Phedimus ellacombeanus, commonly known as yellow stonecrop, is a species of succulent native to Japan and Korea. Formerly known as Sedum ellacombianum or Sedum kamtschaticum subsp. ellacombianum. It is bears compact mounds of bright green leaves and clusters of yellow, star-shaped flowers that appear in the spring. It is often mistaken for the closely related Phedimus kamtschaticus.

==Description==
Phedimus ellacombeanus forms low-growing, compact mounds of bright green leaves with thick and fleshy textures. The leaves have scalloped edges and can grow up to 4 cm in length and up to 2 cm in width. The plant itself can reach a height of up to 15 cm. In the spring, the flowers emerge just above the foliage.

==Nomenclature==
Phedimus ellacombeanus (Praeger) 't Hart was first described by Praeger (1917), as "Sedum Ellacombianum, sp. nov." (p. 41), then on the subsequent page saying that it was "Named in memory of Canon H. N. Ellacombe, keenest of gardeners and kindest of friends" (etc). As such, the suffix -ānum (in the neuter) on the species epithet was added to a noun stem to form an adjective, hence "of" or "pertaining to" Ellacombe, meaning Ellacombe's Sedum.
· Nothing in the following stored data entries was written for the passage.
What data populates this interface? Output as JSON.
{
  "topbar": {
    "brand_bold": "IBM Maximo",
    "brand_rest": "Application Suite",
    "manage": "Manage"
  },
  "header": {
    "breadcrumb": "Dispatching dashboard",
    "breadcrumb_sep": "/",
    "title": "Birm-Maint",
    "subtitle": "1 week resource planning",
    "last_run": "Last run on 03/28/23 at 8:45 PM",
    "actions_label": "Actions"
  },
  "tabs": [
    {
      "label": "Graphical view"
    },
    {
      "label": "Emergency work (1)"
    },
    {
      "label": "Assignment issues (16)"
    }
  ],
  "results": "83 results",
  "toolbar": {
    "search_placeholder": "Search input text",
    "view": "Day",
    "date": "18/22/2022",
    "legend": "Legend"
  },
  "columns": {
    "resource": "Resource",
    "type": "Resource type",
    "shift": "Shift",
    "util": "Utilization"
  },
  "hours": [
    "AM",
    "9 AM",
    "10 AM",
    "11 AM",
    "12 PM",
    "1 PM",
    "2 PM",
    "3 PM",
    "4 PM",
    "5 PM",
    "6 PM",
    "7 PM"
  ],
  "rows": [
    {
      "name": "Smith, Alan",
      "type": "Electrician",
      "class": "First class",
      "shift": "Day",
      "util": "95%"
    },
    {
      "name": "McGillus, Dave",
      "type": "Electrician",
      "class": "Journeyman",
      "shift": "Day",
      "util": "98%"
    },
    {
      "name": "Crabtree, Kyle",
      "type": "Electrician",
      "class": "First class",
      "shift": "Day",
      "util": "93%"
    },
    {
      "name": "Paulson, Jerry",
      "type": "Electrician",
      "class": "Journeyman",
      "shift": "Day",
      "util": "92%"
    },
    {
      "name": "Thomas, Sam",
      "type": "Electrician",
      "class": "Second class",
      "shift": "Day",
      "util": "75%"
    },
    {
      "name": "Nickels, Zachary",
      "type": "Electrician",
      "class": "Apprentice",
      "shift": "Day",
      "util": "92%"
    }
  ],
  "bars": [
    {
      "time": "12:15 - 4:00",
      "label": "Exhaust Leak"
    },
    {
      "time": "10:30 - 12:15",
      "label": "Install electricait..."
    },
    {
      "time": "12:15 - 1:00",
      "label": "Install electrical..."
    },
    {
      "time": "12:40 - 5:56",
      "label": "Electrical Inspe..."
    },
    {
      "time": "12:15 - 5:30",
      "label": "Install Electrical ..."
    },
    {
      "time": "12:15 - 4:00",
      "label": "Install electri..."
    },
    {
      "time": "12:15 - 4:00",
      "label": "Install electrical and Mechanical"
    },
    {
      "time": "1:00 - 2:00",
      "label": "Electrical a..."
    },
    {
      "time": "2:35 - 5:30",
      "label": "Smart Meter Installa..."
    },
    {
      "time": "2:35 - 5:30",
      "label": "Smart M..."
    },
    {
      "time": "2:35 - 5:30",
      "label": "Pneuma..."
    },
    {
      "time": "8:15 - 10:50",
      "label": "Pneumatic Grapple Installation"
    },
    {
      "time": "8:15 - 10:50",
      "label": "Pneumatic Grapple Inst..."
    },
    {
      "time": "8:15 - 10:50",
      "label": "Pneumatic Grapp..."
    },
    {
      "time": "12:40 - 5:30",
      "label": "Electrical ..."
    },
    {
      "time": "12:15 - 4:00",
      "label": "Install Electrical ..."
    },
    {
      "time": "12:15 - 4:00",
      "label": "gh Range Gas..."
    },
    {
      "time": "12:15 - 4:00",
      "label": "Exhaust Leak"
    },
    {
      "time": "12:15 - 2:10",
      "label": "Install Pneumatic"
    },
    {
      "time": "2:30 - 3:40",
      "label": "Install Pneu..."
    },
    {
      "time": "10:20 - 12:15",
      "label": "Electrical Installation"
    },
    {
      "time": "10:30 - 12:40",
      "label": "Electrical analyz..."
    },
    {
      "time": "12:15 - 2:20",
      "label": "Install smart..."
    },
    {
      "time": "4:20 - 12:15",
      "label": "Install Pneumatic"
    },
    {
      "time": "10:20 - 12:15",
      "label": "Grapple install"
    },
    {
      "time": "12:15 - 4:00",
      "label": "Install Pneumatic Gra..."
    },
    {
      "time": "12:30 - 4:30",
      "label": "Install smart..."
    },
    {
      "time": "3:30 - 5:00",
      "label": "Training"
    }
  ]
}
However, the internal spelling of the species epithet has differed across later resources, some consistent to the original "ellacombian-", others using altered "ellacombean-". Per the applicable Code for Nomenclature (Article 60.8 [d]) then, "If the personal name ends with a vowel, adjectival epithets are formed by adding ‑an- plus the nominative singular inflection appropriate to the gender of the generic name". In accordance, "ellacombean-" has been subsequently widely adopted as the accepted spelling.